Inevitable | Teen Ink

Inevitable

April 30, 2008
By Anonymous

She could not do anything about it, it was inevitable. This had been a new feeling for her, for her life was always decided by herself and nobody else. The rents didn’t bother asking her or telling her when they came back from rehab or went back to jail so by age fifteen she was pretty much as independent as one could imagine. Her job at the local grocery store was the major source of income, along with the occasional money that was forgotten on her brother’s floor made from “medicating the poor”.

She could not control it; there was nothing she could do. If he had not been there, those days when she was there, it would not have happened. If only her hormones were one percent changed maybe she would not have felt that way. Maybe if she had quit her job at the grocery store and studied for her final test she would have not had to take the course again in summer school. She would have still been in the top five percent of her class of over one thousand kids. Maybe if she had passed the test her review paper filled with red correction ink would not have had the chance to out of her hands and into his, and he would not have offered to help. He explained how he had taken the course, and done excellent and was now tutoring other kids with difficulty. By the time the conversation started, her head was already spinning. His dark hair brought out the moon-like glow of his large hazel-green eyes. His tall, lean body structure contradicted the almost poetic expression on his clean-cut face.
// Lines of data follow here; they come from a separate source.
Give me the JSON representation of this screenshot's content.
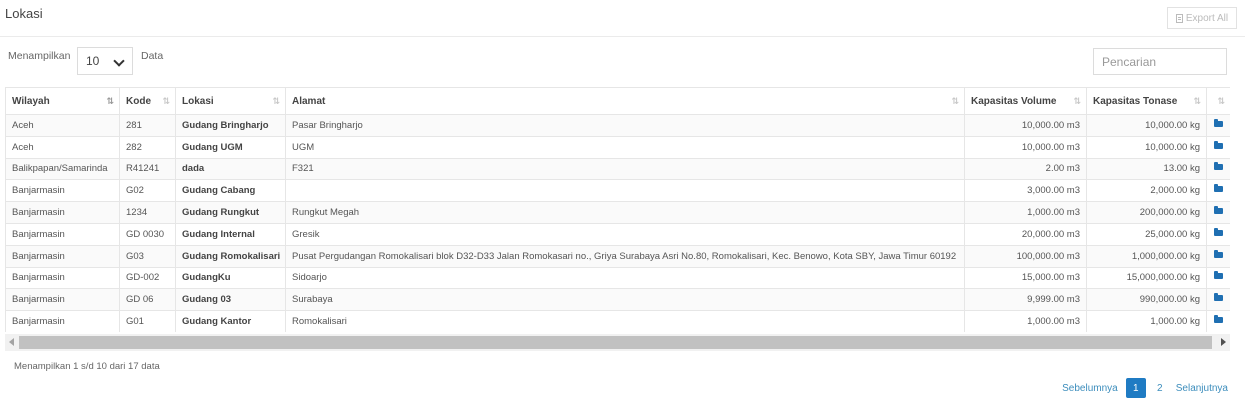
{
  "header": {
    "title": "Lokasi",
    "export_label": "Export All"
  },
  "length": {
    "prefix": "Menampilkan",
    "value": "10",
    "suffix": "Data"
  },
  "search": {
    "placeholder": "Pencarian"
  },
  "table": {
    "columns": [
      "Wilayah",
      "Kode",
      "Lokasi",
      "Alamat",
      "Kapasitas Volume",
      "Kapasitas Tonase",
      ""
    ],
    "rows": [
      [
        "Aceh",
        "281",
        "Gudang Bringharjo",
        "Pasar Bringharjo",
        "10,000.00 m3",
        "10,000.00 kg"
      ],
      [
        "Aceh",
        "282",
        "Gudang UGM",
        "UGM",
        "10,000.00 m3",
        "10,000.00 kg"
      ],
      [
        "Balikpapan/Samarinda",
        "R41241",
        "dada",
        "F321",
        "2.00 m3",
        "13.00 kg"
      ],
      [
        "Banjarmasin",
        "G02",
        "Gudang Cabang",
        "",
        "3,000.00 m3",
        "2,000.00 kg"
      ],
      [
        "Banjarmasin",
        "1234",
        "Gudang Rungkut",
        "Rungkut Megah",
        "1,000.00 m3",
        "200,000.00 kg"
      ],
      [
        "Banjarmasin",
        "GD 0030",
        "Gudang Internal",
        "Gresik",
        "20,000.00 m3",
        "25,000.00 kg"
      ],
      [
        "Banjarmasin",
        "G03",
        "Gudang Romokalisari",
        "Pusat Pergudangan Romokalisari blok D32-D33 Jalan Romokasari no., Griya Surabaya Asri No.80, Romokalisari, Kec. Benowo, Kota SBY, Jawa Timur 60192",
        "100,000.00 m3",
        "1,000,000.00 kg"
      ],
      [
        "Banjarmasin",
        "GD-002",
        "GudangKu",
        "Sidoarjo",
        "15,000.00 m3",
        "15,000,000.00 kg"
      ],
      [
        "Banjarmasin",
        "GD 06",
        "Gudang 03",
        "Surabaya",
        "9,999.00 m3",
        "990,000.00 kg"
      ],
      [
        "Banjarmasin",
        "G01",
        "Gudang Kantor",
        "Romokalisari",
        "1,000.00 m3",
        "1,000.00 kg"
      ]
    ]
  },
  "footer": {
    "info": "Menampilkan 1 s/d 10 dari 17 data",
    "prev": "Sebelumnya",
    "pages": [
      "1",
      "2"
    ],
    "next": "Selanjutnya"
  },
  "colors": {
    "accent": "#1f7bc3",
    "link": "#3c8dbc",
    "folder_icon": "#1f6fb2"
  }
}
The private tutoring classes became more like moments of awkward pauses where the fantasies of their relationships overcame both of them. Every day of the summer, they met under the large oak tree and practiced and reviewed, laughed, and fell in love. Or so she thought. One day in particular she remembered as they were reviewing the worst chapter in the entire book, she stumbled upon a question that she just could not solve. Out of humiliation and defeat, angry streams filled her cheeks. Without thinking, he dropped his book on the shady grass to put an arm on her arm. His arm on her arm became an arm around her shoulder, and soon a tight hug where her head dug into his chest and his chin brushed her silky hair. His sweatshirt smelled of something she could not quite determine, but was enough to make her have an emotional throw-up. As her tears stopped she turned her head and looked up at him. Her inner soul was on fire and her hands shaking, and finally after a long gaze he, she, they-

She presently closes her eyes tight. No more, she is telling herself firmly. With a backwards tilt of her head she greedily slurps the last few drops of her fermented grape juice. What a change, she is thinking, from under an oak tree in the hot summer to sitting on the cement of Central Park drinking my last for the night. And at this time every night she talks loudly to herself about how just because a pretty boy felt too good for the rest of the world, she was doomed to this life.